On the supply side immigrants contribute their labour and any savings and assets they bring with them. Obviously, richer immigrants have more assets, but even this is dwarfed by immigrants' contribution through their labour. In this sense they "take" jobs, but the report says that, on balance, they create more jobs than they take. Thus, cutting immigration today would actually increase the unemployment rate slightly.
However, anti-immigration lobbies point to the higher unemployment rates suffered by recent immigrants especially those from non-English speaking backgrounds and refugees from wars or countries in severe economic crisis, as "proof" that cutting immigration can reduce unemployment.
Superficially, this argument appears to make sense, but it doesn't. Unemployed immigrants add to demand and create jobs (for others), even if they come with few assets and require social security support – which they may be denied under new discriminatory laws which ban most immigrants from receiving social security payments for their first two years in Australia. The studies found that on the whole, the initial cost to government from immigration (for social security, health and other services) is more than repaid in taxes collected from immigrants. Indeed, Australian governments "save" by escaping the cost of bringing up and educating immigrants who arrive as adults.

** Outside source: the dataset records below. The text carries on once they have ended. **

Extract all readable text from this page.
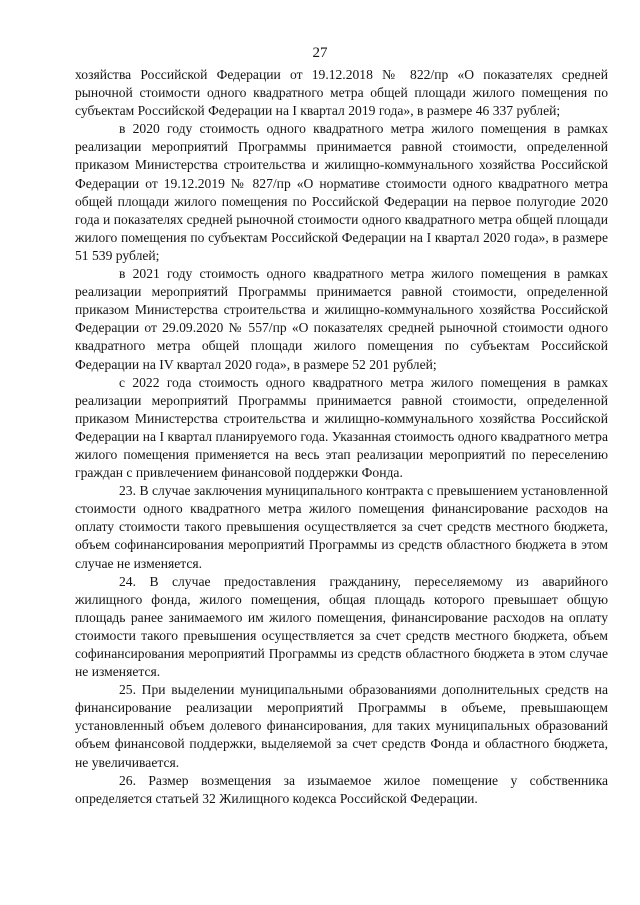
27

хозяйства Российской Федерации от 19.12.2018 № 822/пр «О показателях средней рыночной стоимости одного квадратного метра общей площади жилого помещения по субъектам Российской Федерации на I квартал 2019 года», в размере 46 337 рублей;

в 2020 году стоимость одного квадратного метра жилого помещения в рамках реализации мероприятий Программы принимается равной стоимости, определенной приказом Министерства строительства и жилищно-коммунального хозяйства Российской Федерации от 19.12.2019 № 827/пр «О нормативе стоимости одного квадратного метра общей площади жилого помещения по Российской Федерации на первое полугодие 2020 года и показателях средней рыночной стоимости одного квадратного метра общей площади жилого помещения по субъектам Российской Федерации на I квартал 2020 года», в размере 51 539 рублей;

в 2021 году стоимость одного квадратного метра жилого помещения в рамках реализации мероприятий Программы принимается равной стоимости, определенной приказом Министерства строительства и жилищно-коммунального хозяйства Российской Федерации от 29.09.2020 № 557/пр «О показателях средней рыночной стоимости одного квадратного метра общей площади жилого помещения по субъектам Российской Федерации на IV квартал 2020 года», в размере 52 201 рублей;

с 2022 года стоимость одного квадратного метра жилого помещения в рамках реализации мероприятий Программы принимается равной стоимости, определенной приказом Министерства строительства и жилищно-коммунального хозяйства Российской Федерации на I квартал планируемого года. Указанная стоимость одного квадратного метра жилого помещения применяется на весь этап реализации мероприятий по переселению граждан с привлечением финансовой поддержки Фонда.

23. В случае заключения муниципального контракта с превышением установленной стоимости одного квадратного метра жилого помещения финансирование расходов на оплату стоимости такого превышения осуществляется за счет средств местного бюджета, объем софинансирования мероприятий Программы из средств областного бюджета в этом случае не изменяется.

24. В случае предоставления гражданину, переселяемому из аварийного жилищного фонда, жилого помещения, общая площадь которого превышает общую площадь ранее занимаемого им жилого помещения, финансирование расходов на оплату стоимости такого превышения осуществляется за счет средств местного бюджета, объем софинансирования мероприятий Программы из средств областного бюджета в этом случае не изменяется.

25. При выделении муниципальными образованиями дополнительных средств на финансирование реализации мероприятий Программы в объеме, превышающем установленный объем долевого финансирования, для таких муниципальных образований объем финансовой поддержки, выделяемой за счет средств Фонда и областного бюджета, не увеличивается.

26. Размер возмещения за изымаемое жилое помещение у собственника определяется статьей 32 Жилищного кодекса Российской Федерации.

Coalition government cuts to the social security entitlements of recent immigrants and to special migrant education programs only worsen the plight of some of the main victims of unemployment. The cuts prolong their unemployment while giving credibility to the myth that immigration causes unemployment. The previous Labor government also encouraged anti-immigration sentiments by cutting immigration quotas, attacking the rights of refugees and reducing the rights of recent migrants.
So if immigration is not the cause of growing unemployment, it must be asked, what is?
Summary
Boyle (1998) argues that here is no evidence to support the belief that immigration is the cause of an increasing unemployment rate. In fact, quite the contrary to this, migrants contribute in positive ways to the economy through supply and demand. This claim is supported by studies done by the Federal Bureau of Immigration, Multicultural and Population research. While anti-immigration lobby groups cite evidence of high unemployment rates amongst particular groups of migrants as proof that immigration is causing unemployment, Boyle claims that this is misleading. He says such evidence ignores the fact that studies have shown that migrants generally more than repay any initial government assistance through payment of taxes and that even the unemployed create demand. Moreover, government cuts in assistance to migrants only exacerbate this situation possibly increasing the length of periods of unemployment and adding to the myth that migrants cause unemployment.